Beitrag von schokoschendrezki »

Orbiter1 hat geschrieben:(22 Oct 2018, 09:08)

Da sollte man noch etwas abwarten. Wegen der gestrigen Kommunalwahlen in Polen hat sich die PiS-Regierung mit der Hetze auf die EU zurückgehalten. Die PiS konnte landesweit um 5% zulegen. Demnächst werden wir ja sehen wie man wirklich auf das Urteil des EuGH reagiert. Ich stehe weiter zu meiner Prognose.
Wieviele Mio EU-Bürger stehen denn hinter diesen Bottom-Up-Bewegungen? Alles unter 13,5 Mio (3% von den 450 Mio der EU-27) würde ich als irrelevant bezeichnen. Melde dich einfach wieder wenn es soweit ist. Das Gegenteil ist der Fall. Es waren ausschließlich politische Führungspersönlichkeiten die die EU soweit gebracht haben. Ich erwarte von den EU-Mitgliedstaaten dass sie sich vertragstreu verhalten, nicht mehr und nicht weniger. Das ist ja hoffentlich nicht zuviel verlangt. Und ja, EU-Staaten die sich vertragswidrig verhalten sind mir unsympathisch. Das gleiche gilt für Beitrittskandidaten die im Korruptionsindex inzwischen hInter einer Reihe von afrikanischen Staaten liegen und jedes Jahr weiter zurückfallen.
Sowohl "Führungspersönlichkeiten" als auch "Bewegungen" können Wirkungen entfalten, die weit weit über den rein prozentualen Anteil von Sympathisanten hinausreichen.

Und die Erwartung an Vertragstreue richtet sich nach meinem Verständnis an Regierungen, nicht an "Staaten". Das ist für mich nicht nur ein symbolischer, formaler Unterschied. Die polnische Regierung verhält sich vertragsuntreu, nicht "Polen". Daran ändert auch nix, dass diese Regierung von einer Mehrheit gewählt wurde.

Auch das Brexit-Referendum wurde von einer (knappen) Mehrheit der Briten befürwortet. Nix wäre jedoch verkehrter und uneuropäischer, jetzt so eine Art "Nun werdet ihr mal sehen, was Ihr euch da eingebrockt habt"-Politik von seiten der EU zu fahren.

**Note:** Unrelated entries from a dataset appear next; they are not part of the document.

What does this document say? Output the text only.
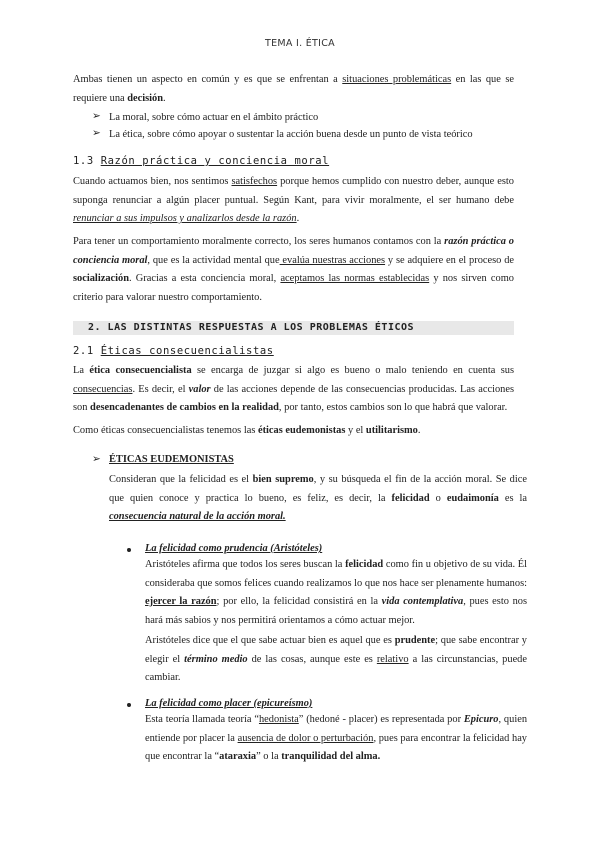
TEMA I. ÉTICA
Ambas tienen un aspecto en común y es que se enfrentan a situaciones problemáticas en las que se requiere una decisión.
➢ La moral, sobre cómo actuar en el ámbito práctico
➢ La ética, sobre cómo apoyar o sustentar la acción buena desde un punto de vista teórico
1.3 Razón práctica y conciencia moral
Cuando actuamos bien, nos sentimos satisfechos porque hemos cumplido con nuestro deber, aunque esto suponga renunciar a algún placer puntual. Según Kant, para vivir moralmente, el ser humano debe renunciar a sus impulsos y analizarlos desde la razón.
Para tener un comportamiento moralmente correcto, los seres humanos contamos con la razón práctica o conciencia moral, que es la actividad mental que evalúa nuestras acciones y se adquiere en el proceso de socialización. Gracias a esta conciencia moral, aceptamos las normas establecidas y nos sirven como criterio para valorar nuestro comportamiento.
2. LAS DISTINTAS RESPUESTAS A LOS PROBLEMAS ÉTICOS
2.1 Éticas consecuencialistas
La ética consecuencialista se encarga de juzgar si algo es bueno o malo teniendo en cuenta sus consecuencias. Es decir, el valor de las acciones depende de las consecuencias producidas. Las acciones son desencadenantes de cambios en la realidad, por tanto, estos cambios son lo que habrá que valorar.
Como éticas consecuencialistas tenemos las éticas eudemonistas y el utilitarismo.
➢ ÉTICAS EUDEMONISTAS
Consideran que la felicidad es el bien supremo, y su búsqueda el fin de la acción moral. Se dice que quien conoce y practica lo bueno, es feliz, es decir, la felicidad o eudaimonía es la consecuencia natural de la acción moral.
La felicidad como prudencia (Aristóteles)
Aristóteles afirma que todos los seres buscan la felicidad como fin u objetivo de su vida. Él consideraba que somos felices cuando realizamos lo que nos hace ser plenamente humanos: ejercer la razón; por ello, la felicidad consistirá en la vida contemplativa, pues esto nos hará más sabios y nos permitirá orientamos a cómo actuar mejor.
Aristóteles dice que el que sabe actuar bien es aquel que es prudente; que sabe encontrar y elegir el término medio de las cosas, aunque este es relativo a las circunstancias, puede cambiar.
La felicidad como placer (epicureísmo)
Esta teoría llamada teoría “hedonista” (hedoné - placer) es representada por Epicuro, quien entiende por placer la ausencia de dolor o perturbación, pues para encontrar la felicidad hay que encontrar la “ataraxia” o la tranquilidad del alma.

Zum wiederholten male: Der angemessene Schritt gegenüber dem Demokratieabbau in Ungarn von seiten der Regierungspartei wäre zunächst ein Ausschluss dieser Partei aus der EVP-Fraktion des EU-Parlaments. Eine (heftige) Debatte über einen solchen Ausschluss wird ja tatsächlich auch geführt. Juncker etwa fordert ganz explizit und öffentlich einen solchen Ausschluss. Die Unionsparteien aus D kritisieren Orbáns Politik, sprechen sich aber nicht für einen Ausschluss aus. Und eine Reihe von Politikern, allen voran Kurz aus Österreich sprechen sich ganz explizit und ausdrücklich gegen einen solchen Ausschluss aus. Das genau ist der Stand der aktuellen politischen Lage. Es gibt rhetorische Floskeln en masse und hinter den Kulissen aber ein politisches Kräfteverhältnis, das summa summarum auf ein leichtes Pro-Fidesz-Übergewicht hinausläuft. Solange das so ist, wird es keine wirklich ernsthaften Sanktionen geben können.